The “Fourth Lecture” goes on to classify the dominant currents running through the history of poetry translation in Italy in the twentieth century, but has also an autobiographical dimension. Towards the end of the chapter, the author devotes a few beautiful pages to imaginary translations, describing how in the past he translated imaginary texts by Polish or Chinese authors into Italian.

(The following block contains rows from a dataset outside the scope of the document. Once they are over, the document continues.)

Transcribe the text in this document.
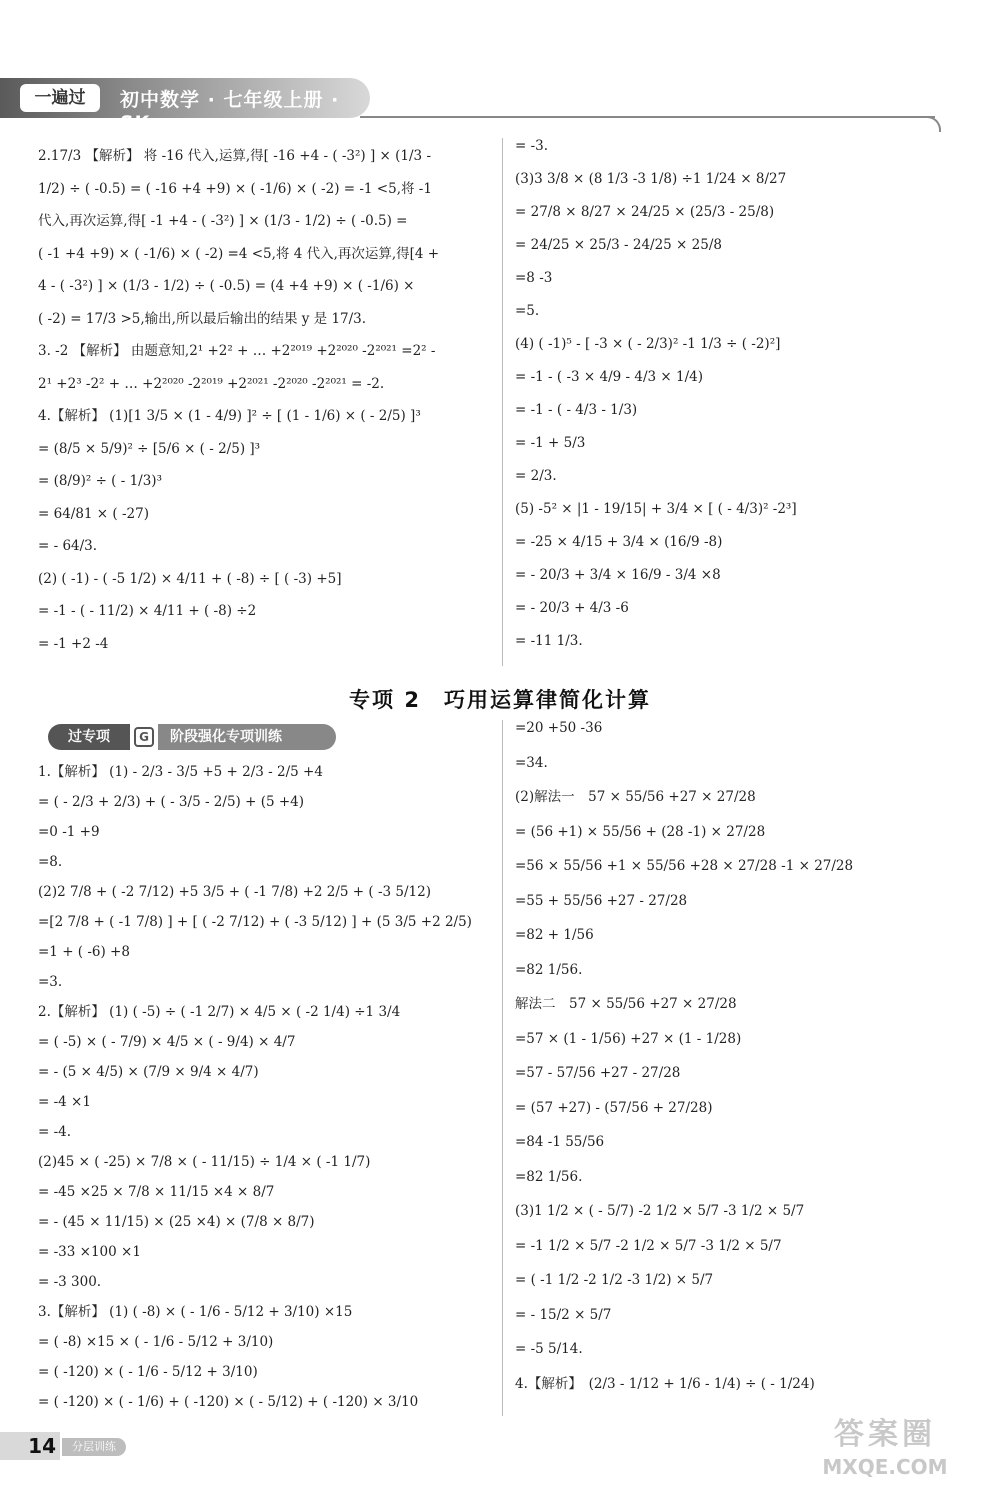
一遍过	初中数学 · 七年级上册 · SK
2.17/3 【解析】 将 -16 代入,运算,得[ -16 +4 - ( -3²) ] × (1/3 -
1/2) ÷ ( -0.5) = ( -16 +4 +9) × ( -1/6) × ( -2) = -1 <5,将 -1
代入,再次运算,得[ -1 +4 - ( -3²) ] × (1/3 - 1/2) ÷ ( -0.5) =
( -1 +4 +9) × ( -1/6) × ( -2) =4 <5,将 4 代入,再次运算,得[4 +
4 - ( -3²) ] × (1/3 - 1/2) ÷ ( -0.5) = (4 +4 +9) × ( -1/6) ×
( -2) = 17/3 >5,输出,所以最后输出的结果 y 是 17/3.
3. -2 【解析】 由题意知,2¹ +2² + … +2²⁰¹⁹ +2²⁰²⁰ -2²⁰²¹ =2² -
2¹ +2³ -2² + … +2²⁰²⁰ -2²⁰¹⁹ +2²⁰²¹ -2²⁰²⁰ -2²⁰²¹ = -2.
4.【解析】 (1)[1 3/5 × (1 - 4/9) ]² ÷ [ (1 - 1/6) × ( - 2/5) ]³
= (8/5 × 5/9)² ÷ [5/6 × ( - 2/5) ]³
= (8/9)² ÷ ( - 1/3)³
= 64/81 × ( -27)
= - 64/3.
(2) ( -1) - ( -5 1/2) × 4/11 + ( -8) ÷ [ ( -3) +5]
= -1 - ( - 11/2) × 4/11 + ( -8) ÷2
= -1 +2 -4
= -3.
(3)3 3/8 × (8 1/3 -3 1/8) ÷1 1/24 × 8/27
= 27/8 × 8/27 × 24/25 × (25/3 - 25/8)
= 24/25 × 25/3 - 24/25 × 25/8
=8 -3
=5.
(4) ( -1)⁵ - [ -3 × ( - 2/3)² -1 1/3 ÷ ( -2)²]
= -1 - ( -3 × 4/9 - 4/3 × 1/4)
= -1 - ( - 4/3 - 1/3)
= -1 + 5/3
= 2/3.
(5) -5² × |1 - 19/15| + 3/4 × [ ( - 4/3)² -2³]
= -25 × 4/15 + 3/4 × (16/9 -8)
= - 20/3 + 3/4 × 16/9 - 3/4 ×8
= - 20/3 + 4/3 -6
= -11 1/3.
专项 2　巧用运算律简化计算
过专项	G	阶段强化专项训练
1.【解析】 (1) - 2/3 - 3/5 +5 + 2/3 - 2/5 +4
= ( - 2/3 + 2/3) + ( - 3/5 - 2/5) + (5 +4)
=0 -1 +9
=8.
(2)2 7/8 + ( -2 7/12) +5 3/5 + ( -1 7/8) +2 2/5 + ( -3 5/12)
=[2 7/8 + ( -1 7/8) ] + [ ( -2 7/12) + ( -3 5/12) ] + (5 3/5 +2 2/5)
=1 + ( -6) +8
=3.
2.【解析】 (1) ( -5) ÷ ( -1 2/7) × 4/5 × ( -2 1/4) ÷1 3/4
= ( -5) × ( - 7/9) × 4/5 × ( - 9/4) × 4/7
= - (5 × 4/5) × (7/9 × 9/4 × 4/7)
= -4 ×1
= -4.
(2)45 × ( -25) × 7/8 × ( - 11/15) ÷ 1/4 × ( -1 1/7)
= -45 ×25 × 7/8 × 11/15 ×4 × 8/7
= - (45 × 11/15) × (25 ×4) × (7/8 × 8/7)
= -33 ×100 ×1
= -3 300.
3.【解析】 (1) ( -8) × ( - 1/6 - 5/12 + 3/10) ×15
= ( -8) ×15 × ( - 1/6 - 5/12 + 3/10)
= ( -120) × ( - 1/6 - 5/12 + 3/10)
= ( -120) × ( - 1/6) + ( -120) × ( - 5/12) + ( -120) × 3/10
=20 +50 -36
=34.
(2)解法一　57 × 55/56 +27 × 27/28
= (56 +1) × 55/56 + (28 -1) × 27/28
=56 × 55/56 +1 × 55/56 +28 × 27/28 -1 × 27/28
=55 + 55/56 +27 - 27/28
=82 + 1/56
=82 1/56.
解法二　57 × 55/56 +27 × 27/28
=57 × (1 - 1/56) +27 × (1 - 1/28)
=57 - 57/56 +27 - 27/28
= (57 +27) - (57/56 + 27/28)
=84 -1 55/56
=82 1/56.
(3)1 1/2 × ( - 5/7) -2 1/2 × 5/7 -3 1/2 × 5/7
= -1 1/2 × 5/7 -2 1/2 × 5/7 -3 1/2 × 5/7
= ( -1 1/2 -2 1/2 -3 1/2) × 5/7
= - 15/2 × 5/7
= -5 5/14.
4.【解析】　(2/3 - 1/12 + 1/6 - 1/4) ÷ ( - 1/24)
14	分层训练	答案圈
MXQE.COM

These literary games, taken in varying degrees of earnestness, show that translations represent a literary tradition that is linked to literature while at the same time running parallel to it.

The presence of Fortini in the text, behind theoretical reflection – or rather at its origin – is perhaps one of the most interesting elements of this book. Indeed, in addition to being an essay on translation studies and a history of poetry translation in Italy, Lezioni sulla traduzione is also, in a sense, a memoir. The author does not hesitate to recount his experiences, to question his past choices, in a continuous dialectic with himself. This sincere and sometimes ironic look at his experience as a translator constitutes a precious heritage for young translators, to whom Fortini seems to turn at the end of the text, as he good-naturedly advises to exercise “above all not too much genius” (p. 184).